To mark World Elder Abuse Awareness Day, I would like to feature the words and sentiments of Joy Solomon, Director and Managing Attorney of the Weinberg Center for Elder Abuse Prevention in her opinion piece below. This is an opportunity for each one of us to check on an older neighbor, family or friend to ensure that they are safe. If you suspect elder abuse in your community, contact law enforcement immediately.
World Elder Abuse Awareness Day - JUNE 15, 2015
By Joy Solomon
Director and Managing Attorney
The Weinberg Center for Elder Abuse Prevention
The nation's first elder abuse shelter
In 2006, the United Nations designated June 15th as World Elder Abuse Awareness Day. With that date upon us, it is important to ask what we still need to learn about aging and families in America in order to impact and prevent this rampant problem.
By the year 2050, more than one fifth of all Americans will be over the age of sixty. Within that group, the fastest growing segment is the "old old," individuals over the age of eighty-five. In 1970, this group was only .7% of the US population. By 2050, it will encompass 4.3% of all Americans. A very short time ago, living to the age of eighty-five was an anomaly. Swiftly, it is becoming the norm.
As older adults become a larger segment of the American population, the incidence of elder abuse, already an epidemic problem, is poised to increase as well. Already, the National Center for Elder Abuse reported a 19.7% increase in incidents of elder abuse nationwide between 2000 and 2004. While elder abuse is popularly conceived of as perpetrated by delinquent caregivers or nefarious nursing homes, it is, in fact, primarily a family problem, with 90% of reported abuse inflicted by family members.

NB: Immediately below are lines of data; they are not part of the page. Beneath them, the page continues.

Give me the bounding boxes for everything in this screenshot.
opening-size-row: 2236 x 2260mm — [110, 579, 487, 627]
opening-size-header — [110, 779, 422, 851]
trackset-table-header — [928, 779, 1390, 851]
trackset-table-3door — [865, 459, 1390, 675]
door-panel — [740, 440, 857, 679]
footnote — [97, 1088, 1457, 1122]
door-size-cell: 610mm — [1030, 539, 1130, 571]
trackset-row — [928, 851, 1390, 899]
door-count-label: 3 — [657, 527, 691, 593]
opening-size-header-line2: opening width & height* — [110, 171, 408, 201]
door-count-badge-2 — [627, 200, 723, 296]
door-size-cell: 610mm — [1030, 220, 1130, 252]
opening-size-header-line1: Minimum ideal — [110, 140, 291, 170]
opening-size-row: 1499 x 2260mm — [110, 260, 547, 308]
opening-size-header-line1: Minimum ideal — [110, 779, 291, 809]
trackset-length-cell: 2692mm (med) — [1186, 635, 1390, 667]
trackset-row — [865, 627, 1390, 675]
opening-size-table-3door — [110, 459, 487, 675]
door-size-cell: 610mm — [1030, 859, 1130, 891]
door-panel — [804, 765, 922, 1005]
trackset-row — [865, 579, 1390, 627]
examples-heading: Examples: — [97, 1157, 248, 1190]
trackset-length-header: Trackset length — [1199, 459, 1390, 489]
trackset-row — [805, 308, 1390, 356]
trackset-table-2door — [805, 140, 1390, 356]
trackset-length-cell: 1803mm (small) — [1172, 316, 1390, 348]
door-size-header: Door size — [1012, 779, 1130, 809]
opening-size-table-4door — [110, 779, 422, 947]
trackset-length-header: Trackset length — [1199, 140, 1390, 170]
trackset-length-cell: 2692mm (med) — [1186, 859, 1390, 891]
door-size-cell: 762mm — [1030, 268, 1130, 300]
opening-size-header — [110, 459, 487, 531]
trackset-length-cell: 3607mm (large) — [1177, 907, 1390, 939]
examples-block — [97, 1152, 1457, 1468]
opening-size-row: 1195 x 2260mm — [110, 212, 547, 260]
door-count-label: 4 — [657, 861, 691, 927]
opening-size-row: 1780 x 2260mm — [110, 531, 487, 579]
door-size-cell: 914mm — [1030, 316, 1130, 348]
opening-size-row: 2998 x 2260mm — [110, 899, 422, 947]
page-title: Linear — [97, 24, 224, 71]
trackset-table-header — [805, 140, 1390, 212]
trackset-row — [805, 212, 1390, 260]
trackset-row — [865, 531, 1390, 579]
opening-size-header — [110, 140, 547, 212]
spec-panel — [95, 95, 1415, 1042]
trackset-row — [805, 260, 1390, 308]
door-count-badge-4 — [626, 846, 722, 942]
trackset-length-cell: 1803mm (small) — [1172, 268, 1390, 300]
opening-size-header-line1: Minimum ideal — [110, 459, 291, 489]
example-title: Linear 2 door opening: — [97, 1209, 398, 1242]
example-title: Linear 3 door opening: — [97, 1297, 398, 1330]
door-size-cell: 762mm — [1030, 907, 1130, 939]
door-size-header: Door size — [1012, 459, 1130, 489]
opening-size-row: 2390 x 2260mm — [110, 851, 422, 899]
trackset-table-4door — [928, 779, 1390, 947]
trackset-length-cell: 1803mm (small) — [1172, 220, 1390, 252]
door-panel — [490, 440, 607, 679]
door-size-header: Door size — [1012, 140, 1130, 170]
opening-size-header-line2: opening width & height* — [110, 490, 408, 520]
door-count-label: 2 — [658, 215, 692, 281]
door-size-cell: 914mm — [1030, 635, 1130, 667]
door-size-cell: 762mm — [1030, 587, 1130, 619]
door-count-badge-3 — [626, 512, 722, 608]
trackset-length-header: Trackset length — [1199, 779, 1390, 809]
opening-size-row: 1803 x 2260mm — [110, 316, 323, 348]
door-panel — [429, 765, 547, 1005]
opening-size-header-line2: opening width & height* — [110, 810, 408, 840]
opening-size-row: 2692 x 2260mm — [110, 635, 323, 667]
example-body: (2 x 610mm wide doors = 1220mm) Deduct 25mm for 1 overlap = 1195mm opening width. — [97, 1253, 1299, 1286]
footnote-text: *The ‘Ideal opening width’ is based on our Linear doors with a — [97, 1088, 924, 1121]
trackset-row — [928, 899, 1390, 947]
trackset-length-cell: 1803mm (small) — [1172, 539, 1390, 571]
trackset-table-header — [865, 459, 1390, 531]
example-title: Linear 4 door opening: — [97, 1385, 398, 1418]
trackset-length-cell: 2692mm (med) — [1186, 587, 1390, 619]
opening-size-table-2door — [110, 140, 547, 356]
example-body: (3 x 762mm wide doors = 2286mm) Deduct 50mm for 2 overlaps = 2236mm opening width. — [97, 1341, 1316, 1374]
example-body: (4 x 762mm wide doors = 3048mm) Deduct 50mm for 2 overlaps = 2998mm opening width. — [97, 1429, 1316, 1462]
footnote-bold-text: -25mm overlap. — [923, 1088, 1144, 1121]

When one is asked to conjure an image of the average healthy fifteen or forty year old, a relatively consistent archetype likely comes to most people's minds. Most reasonable people will agree about what such an individual's abilities and limitations will likely be. When asked to imagine the average eighty five year old, however, there is no such easily accessible image. What does a "normal" eighty-five year old look like? What can he or she do? What is his or her cognitive capacity? These questions seem to defy generalizations. The older we get, the more different we become.
Why are there so many vastly different ways to age in America? Why does one person's eighty-five seem decades away from another's? As we age and become increasingly frail, we become correspondingly more vulnerable to the influence of subtle, non-medical factors on our physical health. Medical research has repeatedly shown that a healthy partner, financial stability, regular contact with family, meaningful relationships with friends, involvement in community or faith-based groups, and a comfortable home environment all positively impact physical health in Americans of all ages.
Conversely, the death of a spouse, economic insecurity, and social isolation can all hasten illness, cognitive decline and death. As we become more fragile with age, these effects are exponentially more profound. As physical and cognitive decline sets in, the risk for abuse rises dramatically. As social isolation grows, the opportunities to detect abuse shrink.
These findings are a call to action. Our bodies are telling us what is needed to prevent elder abuse, more literally than we might have guessed. Within our own families and communities, we must strengthen the types of relationships and connections that nurture health, vitality and dignity. We must combat the isolation that is the dark side of progress, and create friendships and families that can serve as a safety net. These actions are powerful enough to change the face of elder abuse, and of aging itself.